= Beresford Egan =

British artist (1905–1984)

Beresford Egan (1905–1984) was a satirical draughtsman, painter, novelist, actor, costume designer and playwright. He was born in London but grew up in South Africa following a family move when he was five years old. He returned to London in July 1926 after spending two years as a precocious sports cartoonist on the Rand Daily Mail in Johannesburg.

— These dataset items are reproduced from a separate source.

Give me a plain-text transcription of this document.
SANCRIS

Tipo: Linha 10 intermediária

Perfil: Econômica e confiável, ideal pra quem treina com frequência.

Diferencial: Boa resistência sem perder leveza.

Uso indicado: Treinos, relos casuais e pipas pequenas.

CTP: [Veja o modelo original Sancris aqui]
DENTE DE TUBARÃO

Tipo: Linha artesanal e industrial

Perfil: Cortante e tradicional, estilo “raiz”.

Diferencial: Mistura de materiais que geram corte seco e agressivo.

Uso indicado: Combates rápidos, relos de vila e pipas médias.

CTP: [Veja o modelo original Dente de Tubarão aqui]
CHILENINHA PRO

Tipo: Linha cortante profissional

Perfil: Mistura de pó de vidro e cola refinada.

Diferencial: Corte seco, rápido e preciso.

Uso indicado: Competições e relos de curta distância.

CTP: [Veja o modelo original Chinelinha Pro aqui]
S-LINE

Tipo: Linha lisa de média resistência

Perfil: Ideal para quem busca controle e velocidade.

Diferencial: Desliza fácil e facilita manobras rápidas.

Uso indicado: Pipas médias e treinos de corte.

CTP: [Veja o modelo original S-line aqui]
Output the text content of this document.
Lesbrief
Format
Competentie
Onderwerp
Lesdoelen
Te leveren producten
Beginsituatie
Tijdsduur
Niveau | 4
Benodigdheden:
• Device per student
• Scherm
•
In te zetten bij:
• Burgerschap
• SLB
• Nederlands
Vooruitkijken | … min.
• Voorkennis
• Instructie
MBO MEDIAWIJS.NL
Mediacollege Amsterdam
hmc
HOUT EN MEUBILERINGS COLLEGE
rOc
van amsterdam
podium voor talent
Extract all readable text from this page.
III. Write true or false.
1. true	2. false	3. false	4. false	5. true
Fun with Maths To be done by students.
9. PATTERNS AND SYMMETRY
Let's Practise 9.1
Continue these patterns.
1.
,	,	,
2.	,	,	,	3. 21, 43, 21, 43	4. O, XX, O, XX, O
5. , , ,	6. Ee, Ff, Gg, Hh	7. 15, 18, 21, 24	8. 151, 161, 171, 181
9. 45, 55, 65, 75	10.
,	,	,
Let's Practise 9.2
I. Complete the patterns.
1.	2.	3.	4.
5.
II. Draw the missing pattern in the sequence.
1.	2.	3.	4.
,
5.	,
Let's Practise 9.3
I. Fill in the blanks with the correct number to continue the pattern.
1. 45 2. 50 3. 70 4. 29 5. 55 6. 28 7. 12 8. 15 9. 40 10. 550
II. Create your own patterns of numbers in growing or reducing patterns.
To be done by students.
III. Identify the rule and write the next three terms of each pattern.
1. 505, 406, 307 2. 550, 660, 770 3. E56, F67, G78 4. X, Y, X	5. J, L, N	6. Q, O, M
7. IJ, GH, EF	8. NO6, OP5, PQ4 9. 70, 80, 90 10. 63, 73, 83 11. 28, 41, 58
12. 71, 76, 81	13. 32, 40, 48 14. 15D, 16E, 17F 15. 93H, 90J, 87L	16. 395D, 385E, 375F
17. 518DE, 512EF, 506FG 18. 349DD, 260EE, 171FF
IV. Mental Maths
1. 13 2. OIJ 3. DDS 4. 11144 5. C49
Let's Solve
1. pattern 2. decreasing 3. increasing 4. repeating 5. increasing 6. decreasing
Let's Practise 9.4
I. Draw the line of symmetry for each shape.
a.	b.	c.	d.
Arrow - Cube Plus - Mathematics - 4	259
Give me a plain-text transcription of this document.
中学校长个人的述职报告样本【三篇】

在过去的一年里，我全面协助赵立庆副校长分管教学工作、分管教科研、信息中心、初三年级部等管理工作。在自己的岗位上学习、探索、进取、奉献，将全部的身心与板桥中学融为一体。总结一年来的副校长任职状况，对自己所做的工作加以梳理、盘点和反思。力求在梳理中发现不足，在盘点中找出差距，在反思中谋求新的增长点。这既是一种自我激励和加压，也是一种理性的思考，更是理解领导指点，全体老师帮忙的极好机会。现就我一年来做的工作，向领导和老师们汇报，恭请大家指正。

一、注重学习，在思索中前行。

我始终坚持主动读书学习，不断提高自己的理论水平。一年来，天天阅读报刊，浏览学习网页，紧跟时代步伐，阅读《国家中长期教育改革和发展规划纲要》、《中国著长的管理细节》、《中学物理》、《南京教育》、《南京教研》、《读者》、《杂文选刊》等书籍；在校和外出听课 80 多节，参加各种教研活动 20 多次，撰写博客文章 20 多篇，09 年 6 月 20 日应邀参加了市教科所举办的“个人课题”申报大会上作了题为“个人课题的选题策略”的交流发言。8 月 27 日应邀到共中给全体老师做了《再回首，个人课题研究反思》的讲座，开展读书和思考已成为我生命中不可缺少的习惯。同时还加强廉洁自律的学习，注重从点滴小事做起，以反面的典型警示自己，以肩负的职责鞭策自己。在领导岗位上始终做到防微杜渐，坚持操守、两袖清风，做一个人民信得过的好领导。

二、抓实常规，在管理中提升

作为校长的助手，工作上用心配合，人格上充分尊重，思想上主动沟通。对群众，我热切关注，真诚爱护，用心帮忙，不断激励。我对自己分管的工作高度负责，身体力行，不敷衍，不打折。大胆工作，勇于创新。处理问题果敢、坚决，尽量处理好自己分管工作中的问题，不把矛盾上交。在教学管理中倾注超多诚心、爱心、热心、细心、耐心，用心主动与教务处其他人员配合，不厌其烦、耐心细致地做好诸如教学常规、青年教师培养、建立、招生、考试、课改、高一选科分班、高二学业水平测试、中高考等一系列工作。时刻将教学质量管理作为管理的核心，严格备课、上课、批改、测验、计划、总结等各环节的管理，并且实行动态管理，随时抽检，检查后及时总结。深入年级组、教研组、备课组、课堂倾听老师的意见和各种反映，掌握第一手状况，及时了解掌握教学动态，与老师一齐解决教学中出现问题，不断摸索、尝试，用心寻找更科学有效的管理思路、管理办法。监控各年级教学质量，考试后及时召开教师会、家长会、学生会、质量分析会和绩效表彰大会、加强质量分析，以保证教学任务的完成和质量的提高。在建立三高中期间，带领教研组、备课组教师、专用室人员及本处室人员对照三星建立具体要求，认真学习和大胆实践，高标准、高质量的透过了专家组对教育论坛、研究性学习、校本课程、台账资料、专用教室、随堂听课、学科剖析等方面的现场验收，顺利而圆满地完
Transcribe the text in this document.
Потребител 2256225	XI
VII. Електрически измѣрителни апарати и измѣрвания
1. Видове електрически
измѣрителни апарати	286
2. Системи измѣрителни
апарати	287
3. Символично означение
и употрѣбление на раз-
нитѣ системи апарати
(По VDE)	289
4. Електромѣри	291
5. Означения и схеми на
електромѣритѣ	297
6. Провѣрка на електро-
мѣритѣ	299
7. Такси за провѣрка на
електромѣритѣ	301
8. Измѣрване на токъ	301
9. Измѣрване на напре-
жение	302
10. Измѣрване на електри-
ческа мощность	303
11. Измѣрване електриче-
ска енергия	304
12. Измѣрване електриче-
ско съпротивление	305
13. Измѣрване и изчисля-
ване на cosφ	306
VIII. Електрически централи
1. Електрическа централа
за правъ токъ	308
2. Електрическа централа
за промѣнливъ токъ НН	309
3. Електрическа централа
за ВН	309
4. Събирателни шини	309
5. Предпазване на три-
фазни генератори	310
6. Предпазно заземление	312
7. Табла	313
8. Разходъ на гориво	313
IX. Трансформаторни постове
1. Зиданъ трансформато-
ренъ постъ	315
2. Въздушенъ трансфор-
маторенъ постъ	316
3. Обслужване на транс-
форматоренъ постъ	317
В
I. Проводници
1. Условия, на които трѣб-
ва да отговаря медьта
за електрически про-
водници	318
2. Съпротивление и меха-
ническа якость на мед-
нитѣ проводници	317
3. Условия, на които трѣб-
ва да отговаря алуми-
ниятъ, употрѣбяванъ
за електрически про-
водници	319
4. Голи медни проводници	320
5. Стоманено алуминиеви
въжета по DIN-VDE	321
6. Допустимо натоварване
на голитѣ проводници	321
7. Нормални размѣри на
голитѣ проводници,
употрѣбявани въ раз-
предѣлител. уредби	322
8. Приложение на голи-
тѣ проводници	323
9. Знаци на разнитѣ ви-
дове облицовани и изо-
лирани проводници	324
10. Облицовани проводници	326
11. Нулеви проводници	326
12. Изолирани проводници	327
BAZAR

He quickly established himself in the artistic and literary atmosphere of London. He not only illustrated the works of other writers, but also his own novels. He wrote three plays, composed songs and undertook theatre criticism and caricatures. He acted in British movies, including Latin Quarter, and appeared in the dying days of British music hall as The Great Daleno. His art was highly influenced by Aubrey Beardsley and many of his illustrations were in an erotic vein.

Egan is remembered as one of the few original British exponents of Art Deco. He was one of the most famous people of London's bohemian scene for nearly five decades. He was a prolific writer and book illustrator, beginning with The Sink of Solitude, a satire on the banning of Radclyffe Hall's controversial novel The Well Of Loneliness (1928). That book marked the beginning of a prolific phase of around six years during which Egan created numerous illustrations and book covers for works of Aleister Crowley, Pierre Louÿs and Charles Baudelaire. Egan also wrote a couple of novels, which he embellished with his striking illustrations. He also made illustrations for the monographs produced by his wife Catherine Bower Alcock.

Following military service during the Second World War, he acted occasionally in films, including four for director Vernon Sewell.

He died in London in 1984.

==Bibliography==
- Books/Pamphlets written ( wholly or in part) and illustrated/jacketed by Egan
- The Sink of Solitude. Hermes Press, 1928.
- Policeman of the Lord. Sophistocles Press, 1929.
- Pollen. Denis Archer, 1933. (Re-issued with extra material by Side Real Press, 2013)
- No Sense in Form. Denis Archer, 1933.
- But the Sinners Triumph. Fortune Press, 1934.
- Epitaph. Fortune Press, 1943.
- Epilogue. Fortune Press, 1946.
- Bun-Ho!. Floris Bakeries, 1959.
- Storicards. Barrigan Press, 1960.

- Books Illustrated by Beresford Egan - UK Editions
- Fleurs Du Mal by Baudelaire, translated by C. Bower Alcock. Sophistocles Press and T. Werner Laurie, 1929.
- Aphrodite by Pierre Louys. Fortune Press, 1929.
- Cyprian Masques by Pierre Louys. Fortune Press, 1929.
- De Sade by Brian de Shane [ C. Bower Alcock]. Fortune Press, 1929[30].
- The Adventures of King Pausole by Pierre Louys. Fortune Press, 1930.
- Income and Outcome by Nigel Balchin. Hamish Hamilton, 1936.
- Pobottle Stories [ by Nigel Balchin]. High Duty Alloys, 1935–1937.

- Books illustrated by Beresford Egan – US editions
- Flowers of Evil. William Godwin, 1933 (pirate of the 1929 Fleurs Du Mal).
- Flowers of Evil. Sylvan Press, 1947 (authorised edition of the 1929 Fleurs Du Mal).
- Aphrodite. William Godwin, 1933 (pirate of the 1929 Fortune Press edition).
- Cyprian Masques. William Godwin, 1933 (pirate of the 1929 Fortune Press edition).
- The Adventures of King Pausole. William Godwin, 1933 (pirate of the 1929 Fortune Press edition).

- Dust-jackets designed/decorated by Beresford Egan
- Moonchild by Aleister Crowley. Mandrake Press, 1929.
- ( reissued in paperback with front cover design only, Samuel Weiser, 1992 and 2002).
- A Soviet Marriage by Paul Trent (Edward Platt). T. Werner Laurie, 1930.
- Beast or Man by S.M'guire. Cecil Palmer, c.1930.
- The House of Death by Leon Groc. Dennis Archer, 1931 (?).
- This Modern Stuff by G. Abrahams. Denis Archer, 1933.
- Murder in the Square by J. Smith. Denis Archer, c. 1933.
- The Sultan's Skull by W. Smith. Archer, c1933.

- Books/ booklets about Beresford Egan
- Beresford Egan: An Introduction to His Work by Paul Allen. Scorpion Press, 1966.
- Beresford Egan by Adrian Woodhouse. Portsmouth City Museum and Art Gallery, 1979.
- Beresford Egan, by Adrian Woodhouse. Tartarus Press, 2005.